Dr Mark W Feinberg (Brigham and Women's Hospital and Harvard Medical School, Boston, Massachusetts) writes in an accompanying comment[2], "The therapeutic opportunity to target Lp(a) calls for rigorous standardization of these assays and consideration of potential cutoffs, as we excitedly await advanced-stage clinical trials that will finally examine whether Lp(a) lowering reduces cardiovascular events and potentially aortic stenosis—and that's no small task."

Tsimikas and colleagues conducted two randomized, double-blind, placebo-controlled clinical trials to evaluate two antisense oligonucleotides, Ionis-APO(a)rx and Ionis-APO(a)-Lrx, in reducing Lp(a) levels in patients with highly elevated Lp(a) levels. The drugs are designed to reduce Lp(a) by targeting hepatocytes.

The results were published online September 21, 2016 in the Lancet.
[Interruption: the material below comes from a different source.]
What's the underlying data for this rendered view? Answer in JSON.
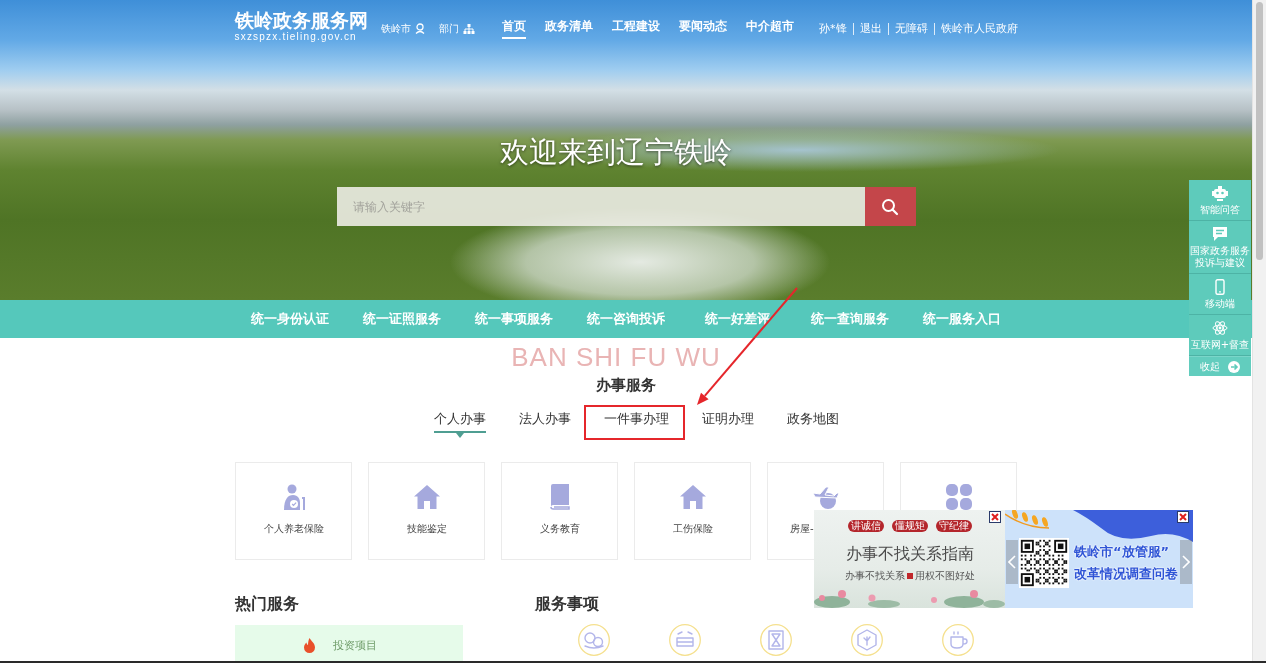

Most of the authors are listed as employees of the sponsor, Ionis Pharmaceuticals.

In a phase 2 trial conducted between June 25, 2014 and November 18, 2015, they randomized 64 participants to receive either Ionis-APO(a)rx (n=35) or placebo (n=29). Participants received either escalating subcutaneous doses of the study drug (100 mg, 200 mg, 300 mg) once a week for 4 weeks each or injections of saline placebo weekly for 12 weeks. At day 85 or 99, participants receiving the study drug experienced Lp(a) reductions ranging from 66.8% for participants whose Lp(a) concentrations were 125 to 437 nmol/L to 71.6% for participants whose Lp(a) concentrations were >438 nmol/L (P<0.0001 vs pooled placebo for both).

In a phase 1–2a trial conducted between April 15, 2015 and January 11, 2016, the researchers evaluated Ionis-APO(a)-Lrx, a ligand-conjugated antisense oligonucleotide.
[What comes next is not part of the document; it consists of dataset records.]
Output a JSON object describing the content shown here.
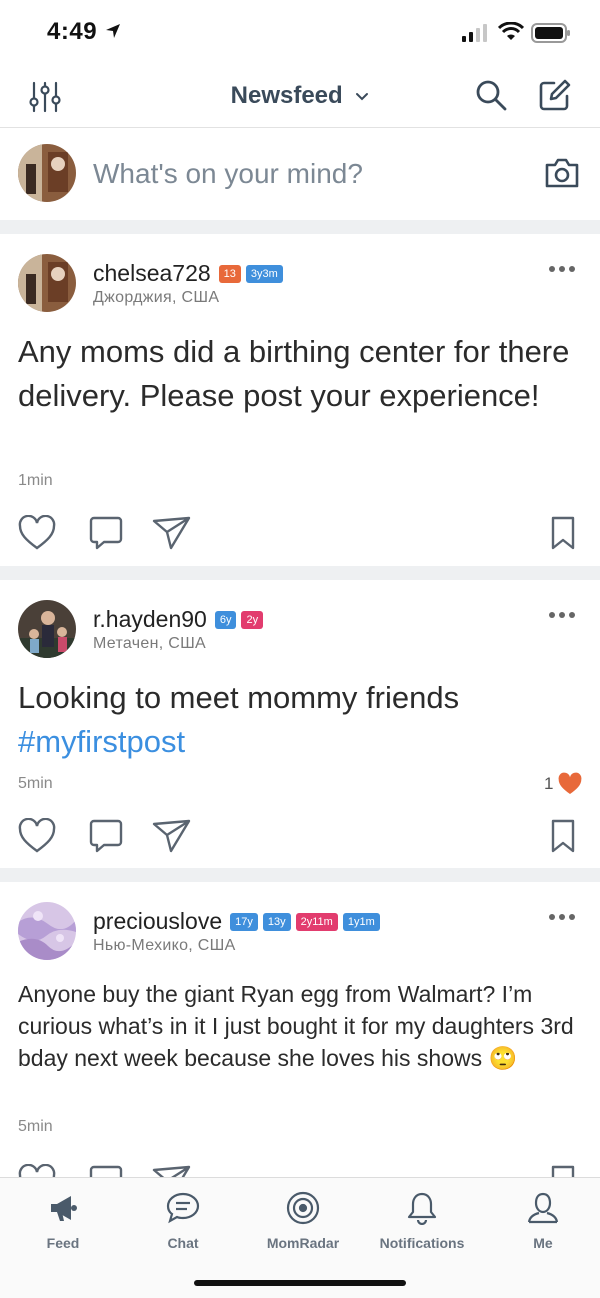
{
  "status_bar": {
    "time": "4:49"
  },
  "header": {
    "title": "Newsfeed"
  },
  "composer": {
    "placeholder": "What's on your mind?"
  },
  "posts": [
    {
      "username": "chelsea728",
      "badges": [
        {
          "text": "13",
          "color": "#e8693a"
        },
        {
          "text": "3y3m",
          "color": "#3f8fdc"
        }
      ],
      "location": "Джорджия, США",
      "text": "Any moms did a birthing center for there delivery. Please post your experience!",
      "time": "1min"
    },
    {
      "username": "r.hayden90",
      "badges": [
        {
          "text": "6y",
          "color": "#3f8fdc"
        },
        {
          "text": "2y",
          "color": "#e23c6e"
        }
      ],
      "location": "Метачен, США",
      "text": "Looking to meet mommy friends",
      "hashtag": "#myfirstpost",
      "time": "5min",
      "likes": "1"
    },
    {
      "username": "preciouslove",
      "badges": [
        {
          "text": "17y",
          "color": "#3f8fdc"
        },
        {
          "text": "13y",
          "color": "#3f8fdc"
        },
        {
          "text": "2y11m",
          "color": "#e23c6e"
        },
        {
          "text": "1y1m",
          "color": "#3f8fdc"
        }
      ],
      "location": "Нью-Мехико, США",
      "text": "Anyone buy the giant Ryan egg from Walmart? I’m curious what’s in it I just bought it for my daughters 3rd bday next week because she loves his shows",
      "emoji": "🙄",
      "time": "5min"
    }
  ],
  "tabs": [
    {
      "label": "Feed",
      "icon": "megaphone-icon"
    },
    {
      "label": "Chat",
      "icon": "chat-bubble-icon"
    },
    {
      "label": "MomRadar",
      "icon": "radar-icon"
    },
    {
      "label": "Notifications",
      "icon": "bell-icon"
    },
    {
      "label": "Me",
      "icon": "person-icon"
    }
  ],
  "colors": {
    "accent": "#3b8fe0",
    "like": "#e8693a",
    "nav_text": "#3a4a5a"
  }
}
In a single-ascending-dose phase, they randomized 28 healthy participants (Lp(a) 75 nmol or higher) to receive 10- to 120-mg subcutaneous doses of the study drug on specific study days (1–22) or placebo. In a multiple-ascending-dose phase, they randomized 30 participants to receive either the study drug (10–40 mg) or placebo on specific study days.

While they observed significant reductions in Lp(a) in the single-ascending phase at day 30, the results were more resounding in the multiple-ascending phase, in which mean Lp(a) reductions ranged from 66% in the 10-mg group to 92% in the 40-mg group (P<0.0007) at day 36.

The researchers also saw significant reductions in LDL cholesterol, apolipoprotein B, and oxidized phospholipids in patients receiving study drugs.

The researchers observed no treatment-related adverse events.

"As the clinical development of this drug proceeds, what the cardiologist realizes is two things. The first is that Lp(a) is a risk factor and it probably causes cardiovascular disease and aortic stenosis in a lot of our patients; and second, that there's hope on the horizon that we have an emerging therapy that's able to treat the residual risks in their patients due to high Lp(a) if these drugs prove efficacious in the outcomes trials," Tsimikas told heartwire.

"This is a new technology, and we're really breaking new ground. Lp(a) is not an enzyme, and it has such high levels in the circulation that you can't really use a small molecule or an antibody. You have to direct your treatment to the factory that makes Lp(a). That factory is a hepatocyte," he added.

"That's why it's so successful in Lp(a) lowering. We've developed a new way with antisense technology to target diseases that previously were not targetable by traditional medicines," he said.

Ionis Pharmaceuticals funded the study. Tsimikas reported being coinventor and receiving royalties from patents owned by the University of California, San Diego on oxidation-specific antibodies. Disclosures for the coauthors are listed in the article. Feinberg has no relevant financial relationships.